7. The image encryption method according to claim 6, wherein the effective information area includes 1 first pixel, 2n second pixels, and 1 third pixel, which are sequentially and continuously arranged, n being the number information of the target cluster area;

writing the encrypted information in the effective information area, including:

setting a first component of the first pixel point as the number information of the target clustering area, and randomly setting a second component and a third component of the first pixel point;

for the target clustering area with the sequence number of i, setting a first component of a (2 i-1) th second pixel point as a first chaotic system parameter corresponding to the target clustering area, setting a second component and a third component of the (2 i-1) th second pixel point as an upper left corner abscissa and an upper left corner ordinate of the target clustering area respectively, setting a first component of the 2i th second pixel point as a first chaotic system initial value corresponding to the target clustering area, and setting a second component and a third component of the 2i th second pixel point as a lower right corner abscissa and a lower right corner ordinate of the target clustering area respectively;

And setting the second component and the third component of the third pixel point as the second chaotic system parameter and the second chaotic system initial value respectively, and randomly setting the first component of the third pixel point.
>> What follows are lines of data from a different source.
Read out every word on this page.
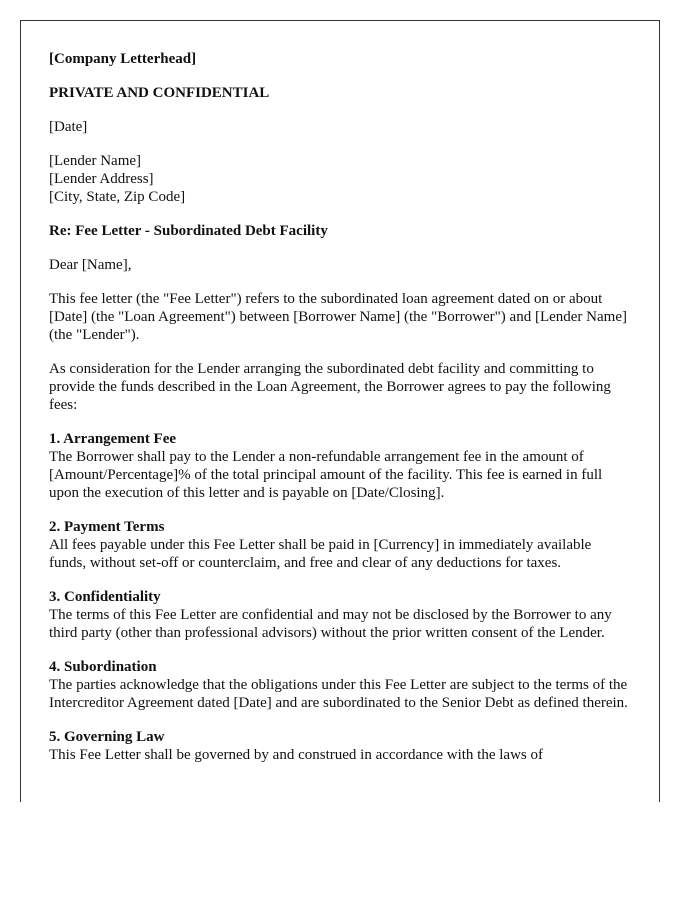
[Company Letterhead]

PRIVATE AND CONFIDENTIAL

[Date]

[Lender Name]
[Lender Address]
[City, State, Zip Code]

Re: Fee Letter - Subordinated Debt Facility

Dear [Name],

This fee letter (the "Fee Letter") refers to the subordinated loan agreement dated on or about [Date] (the "Loan Agreement") between [Borrower Name] (the "Borrower") and [Lender Name] (the "Lender").

As consideration for the Lender arranging the subordinated debt facility and committing to provide the funds described in the Loan Agreement, the Borrower agrees to pay the following fees:

1. Arrangement Fee
The Borrower shall pay to the Lender a non-refundable arrangement fee in the amount of [Amount/Percentage]% of the total principal amount of the facility. This fee is earned in full upon the execution of this letter and is payable on [Date/Closing].

2. Payment Terms
All fees payable under this Fee Letter shall be paid in [Currency] in immediately available funds, without set-off or counterclaim, and free and clear of any deductions for taxes.

3. Confidentiality
The terms of this Fee Letter are confidential and may not be disclosed by the Borrower to any third party (other than professional advisors) without the prior written consent of the Lender.

4. Subordination
The parties acknowledge that the obligations under this Fee Letter are subject to the terms of the Intercreditor Agreement dated [Date] and are subordinated to the Senior Debt as defined therein.

5. Governing Law
This Fee Letter shall be governed by and construed in accordance with the laws of
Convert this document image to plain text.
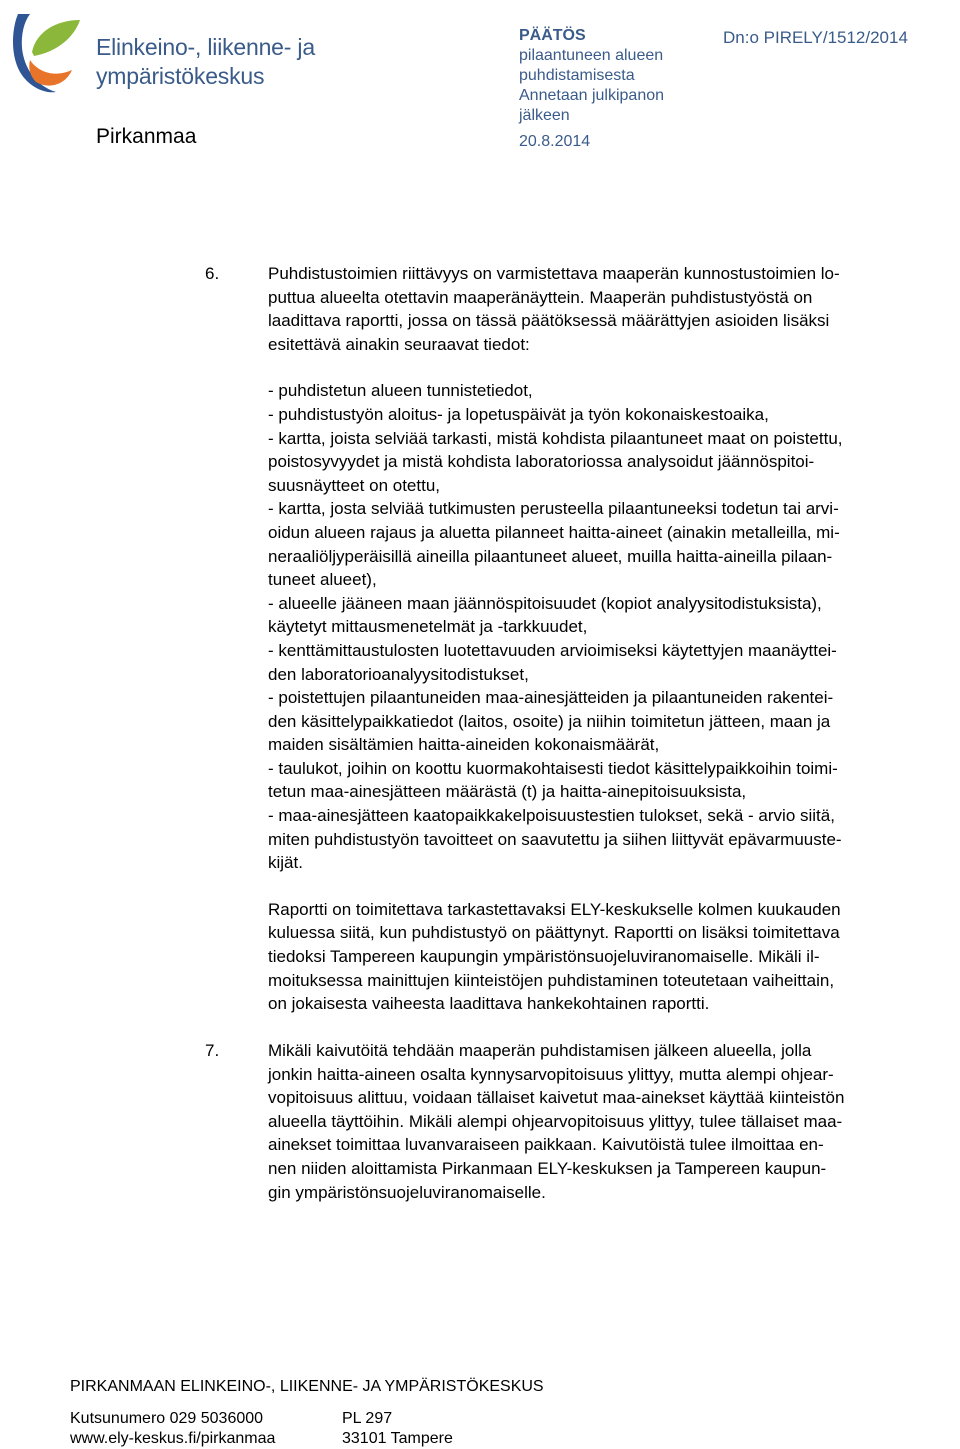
Elinkeino-, liikenne- ja
ympäristökeskus
Pirkanmaa
PÄÄTÖS
pilaantuneen alueen
puhdistamisesta
Annetaan julkipanon
jälkeen
20.8.2014
Dn:o PIRELY/1512/2014
6.	Puhdistustoimien riittävyys on varmistettava maaperän kunnostustoimien lo-
puttua alueelta otettavin maaperänäyttein. Maaperän puhdistustyöstä on
laadittava raportti, jossa on tässä päätöksessä määrättyjen asioiden lisäksi
esitettävä ainakin seuraavat tiedot:
- puhdistetun alueen tunnistetiedot,
- puhdistustyön aloitus- ja lopetuspäivät ja työn kokonaiskestoaika,
- kartta, joista selviää tarkasti, mistä kohdista pilaantuneet maat on poistettu,
poistosyvyydet ja mistä kohdista laboratoriossa analysoidut jäännöspitoi-
suusnäytteet on otettu,
- kartta, josta selviää tutkimusten perusteella pilaantuneeksi todetun tai arvi-
oidun alueen rajaus ja aluetta pilanneet haitta-aineet (ainakin metalleilla, mi-
neraaliöljyperäisillä aineilla pilaantuneet alueet, muilla haitta-aineilla pilaan-
tuneet alueet),
- alueelle jääneen maan jäännöspitoisuudet (kopiot analyysitodistuksista),
käytetyt mittausmenetelmät ja -tarkkuudet,
- kenttämittaustulosten luotettavuuden arvioimiseksi käytettyjen maanäyttei-
den laboratorioanalyysitodistukset,
- poistettujen pilaantuneiden maa-ainesjätteiden ja pilaantuneiden rakentei-
den käsittelypaikkatiedot (laitos, osoite) ja niihin toimitetun jätteen, maan ja
maiden sisältämien haitta-aineiden kokonaismäärät,
- taulukot, joihin on koottu kuormakohtaisesti tiedot käsittelypaikkoihin toimi-
tetun maa-ainesjätteen määrästä (t) ja haitta-ainepitoisuuksista,
- maa-ainesjätteen kaatopaikkakelpoisuustestien tulokset, sekä - arvio siitä,
miten puhdistustyön tavoitteet on saavutettu ja siihen liittyvät epävarmuuste-
kijät.
Raportti on toimitettava tarkastettavaksi ELY-keskukselle kolmen kuukauden
kuluessa siitä, kun puhdistustyö on päättynyt. Raportti on lisäksi toimitettava
tiedoksi Tampereen kaupungin ympäristönsuojeluviranomaiselle. Mikäli il-
moituksessa mainittujen kiinteistöjen puhdistaminen toteutetaan vaiheittain,
on jokaisesta vaiheesta laadittava hankekohtainen raportti.
7.	Mikäli kaivutöitä tehdään maaperän puhdistamisen jälkeen alueella, jolla
jonkin haitta-aineen osalta kynnysarvopitoisuus ylittyy, mutta alempi ohjear-
vopitoisuus alittuu, voidaan tällaiset kaivetut maa-ainekset käyttää kiinteistön
alueella täyttöihin. Mikäli alempi ohjearvopitoisuus ylittyy, tulee tällaiset maa-
ainekset toimittaa luvanvaraiseen paikkaan. Kaivutöistä tulee ilmoittaa en-
nen niiden aloittamista Pirkanmaan ELY-keskuksen ja Tampereen kaupun-
gin ympäristönsuojeluviranomaiselle.
PIRKANMAAN ELINKEINO-, LIIKENNE- JA YMPÄRISTÖKESKUS
Kutsunumero 029 5036000	PL 297
www.ely-keskus.fi/pirkanmaa	33101 Tampere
8. An image decryption method, comprising:

acquiring an image to be decrypted and associated information, and determining the position of an information area according to the size of the image to be decrypted and the associated information;

reading decryption information stored in the information area according to the position of the information area, deleting the information area from the image to be decrypted to obtain an intermediate image, wherein the decryption information comprises the number information of target clustering areas, chaotic decryption keys of each target clustering area, the position information of each target clustering area, chaotic decryption keys of a second component of the intermediate image and chaotic decryption keys of a third component of the intermediate image, the target clustering area corresponds to a first component of the intermediate image, the first component is any one of a Y component, a U component and a V component, and the second component and the third component are other two components except the first component;

And decrypting each target clustering area, the second component of the intermediate image and the third component of the intermediate image according to the decryption information to obtain a decrypted target image, wherein the decrypted target image is an image in a YUV format.

9. An electronic device, the electronic device comprising:

at least one processor; and a memory communicatively coupled to the at least one processor; wherein,

the memory stores a computer program executable by the at least one processor to enable the at least one processor to perform the method of any one of claims 1-8.

10. A computer readable storage medium storing computer instructions for causing a processor to perform the method of any one of claims 1-8.